“Now we, brethren, as Isaac was, are the children of promise.”—Galatians 4:28
Mark, my soul, the distinguishing characters of those who are the children of promise, and see whether thou art of this blessed family. For as the law and the gospel are strikingly distinguished from each other, so are the children of nature from those of grace. And how is this to be known? Look at the case Paul hath referred to: Isaac was the son of Abraham. And the apostle saith, “that they which are of faith, the same are children of Abraham. And if ye be Christ’s, then are ye Abraham’s seed, and heirs according to the promise.” And as Isaac was a child of Abraham by promise, not by natural power, so believers in Jesus are born, not of blood, nor of the will of the flesh, nor of the will of man, but of God. Hence Paul saith, “to Abraham and his seed were the promises made. He saith not to seeds as of many, but as of one; and to thy seed, which is Christ.” Precious truth! The children, of promise are of Jesus; for he himself is the one great promise of the bible. So that from everlasting they are the seed of Christ: their being, their well being, their everlasting being, all are folded up in Jesus, as the oak in all its foliage is contained and folded up in the first and original acorn. Hence they are spiritually begotten, born, nourished, fed, sustained, led, strengthened, and carried on, through all the gradations of grace, until grace is consummated in the ripeness of their full stature in glory. My soul, art thou, as Isaac was, a child of promise? Oh live by faith on Jesus, and in Jesus, and see to it, in all thy daily, hourly exercises and experiences, that all the promises of God in Christ Jesus are yea and amen, unto the glory of God the Father.
Robert Hawker (1753-1827) was an Anglican (High-Calvinist) preacher who served as Vicar of Charles Church, Plymouth. John Hazelton wrote of him:
“The prominent features…in Robert Hawker's testimony…was the Person of Christ….Dr. Hawker delighted to speak of his Lord as "My most glorious Christ.” What anxious heart but finds at times in the perusal of the doctor's writings a measure of relief, a softening, and a mellowing? an almost imperceptible yet secret and constraining power in leading out of self and off from the misery and bondage of the flesh into a contemplation of the Person and preciousness of Christ as "the chiefest among ten thousand and the altogether lovely." Christ and Him crucified was emphatically the burden of his song and the keynote of his ministry.

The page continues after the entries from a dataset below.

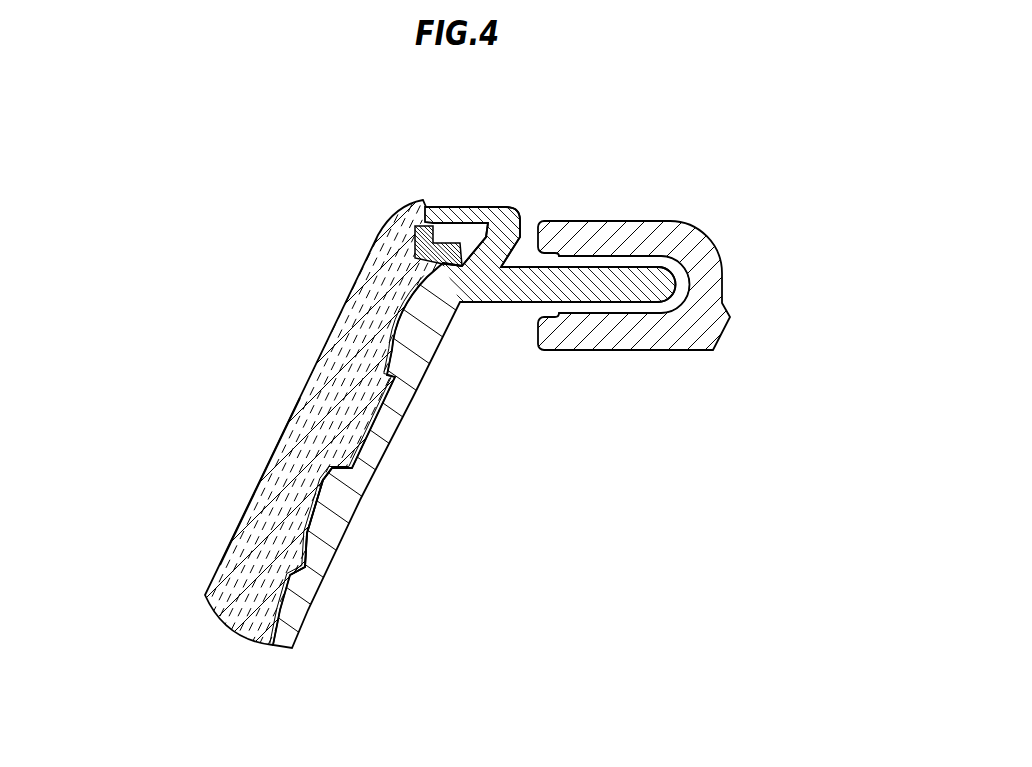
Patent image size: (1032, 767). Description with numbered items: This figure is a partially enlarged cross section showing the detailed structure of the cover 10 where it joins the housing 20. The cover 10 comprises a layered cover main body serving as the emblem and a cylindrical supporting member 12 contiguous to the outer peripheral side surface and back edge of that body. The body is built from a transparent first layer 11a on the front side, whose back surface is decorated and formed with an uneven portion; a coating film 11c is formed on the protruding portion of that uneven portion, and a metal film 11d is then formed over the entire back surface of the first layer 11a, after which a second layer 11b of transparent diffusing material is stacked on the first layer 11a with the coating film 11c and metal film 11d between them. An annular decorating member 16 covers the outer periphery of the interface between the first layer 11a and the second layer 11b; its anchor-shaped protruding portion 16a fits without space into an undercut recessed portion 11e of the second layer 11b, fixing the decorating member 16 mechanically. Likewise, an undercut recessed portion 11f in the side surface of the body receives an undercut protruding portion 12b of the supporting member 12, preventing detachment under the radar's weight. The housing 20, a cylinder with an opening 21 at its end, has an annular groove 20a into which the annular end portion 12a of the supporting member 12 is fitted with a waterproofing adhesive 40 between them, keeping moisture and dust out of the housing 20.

The cover 10 is at (404, 424).
The first layer 11a is at (260, 491).
The second layer 11b is at (327, 557).
The coating film 11c is at (367, 416).
The metal film 11d is at (318, 505).
The recessed portion 11e is at (464, 243).
The recessed portion 11f is at (460, 225).
The supporting member 12 is at (537, 212).
The end portion 12a is at (638, 278).
The protruding portion 12b is at (455, 223).
The decorating member 16 is at (290, 404).
The protruding portion 16a is at (468, 240).
The housing 20 is at (727, 235).
The annular groove 20a is at (602, 318).
The opening 21 is at (560, 350).
The waterproofing adhesive 40 is at (662, 310).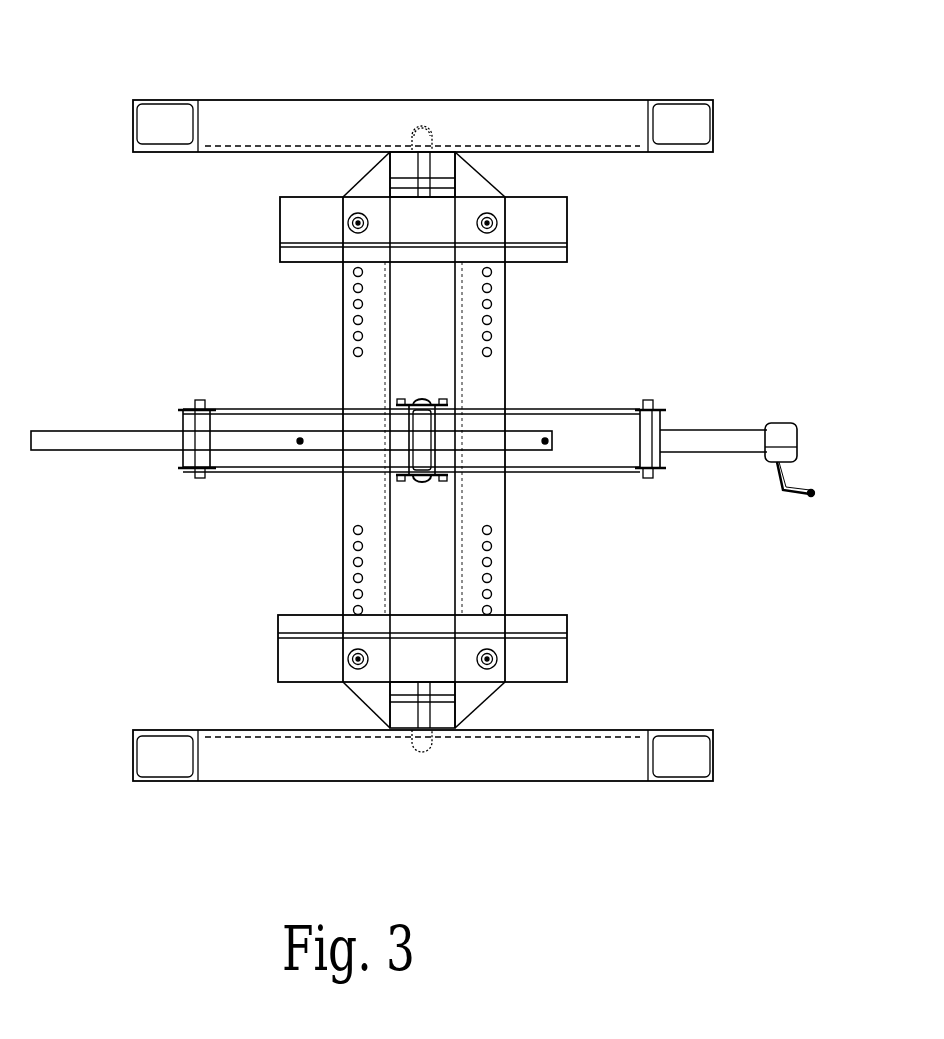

He preached his last sermon in Charles Church on March 18th, 1827, and on April 6th he died, after being six years curate and forty-three years vicar of the parish. On the last day of his life he repeated a part of Ephesians 1, from the 6th to the 12th verses, and as he proceeded he enlarged on the verses, but dwelt more fully on these words: "To the praise of His glory Who first trusted in Christ." He paused and asked, "Who first trusted in Christ?" And then made this answer: "It was God the Father Who first trusted in Christ."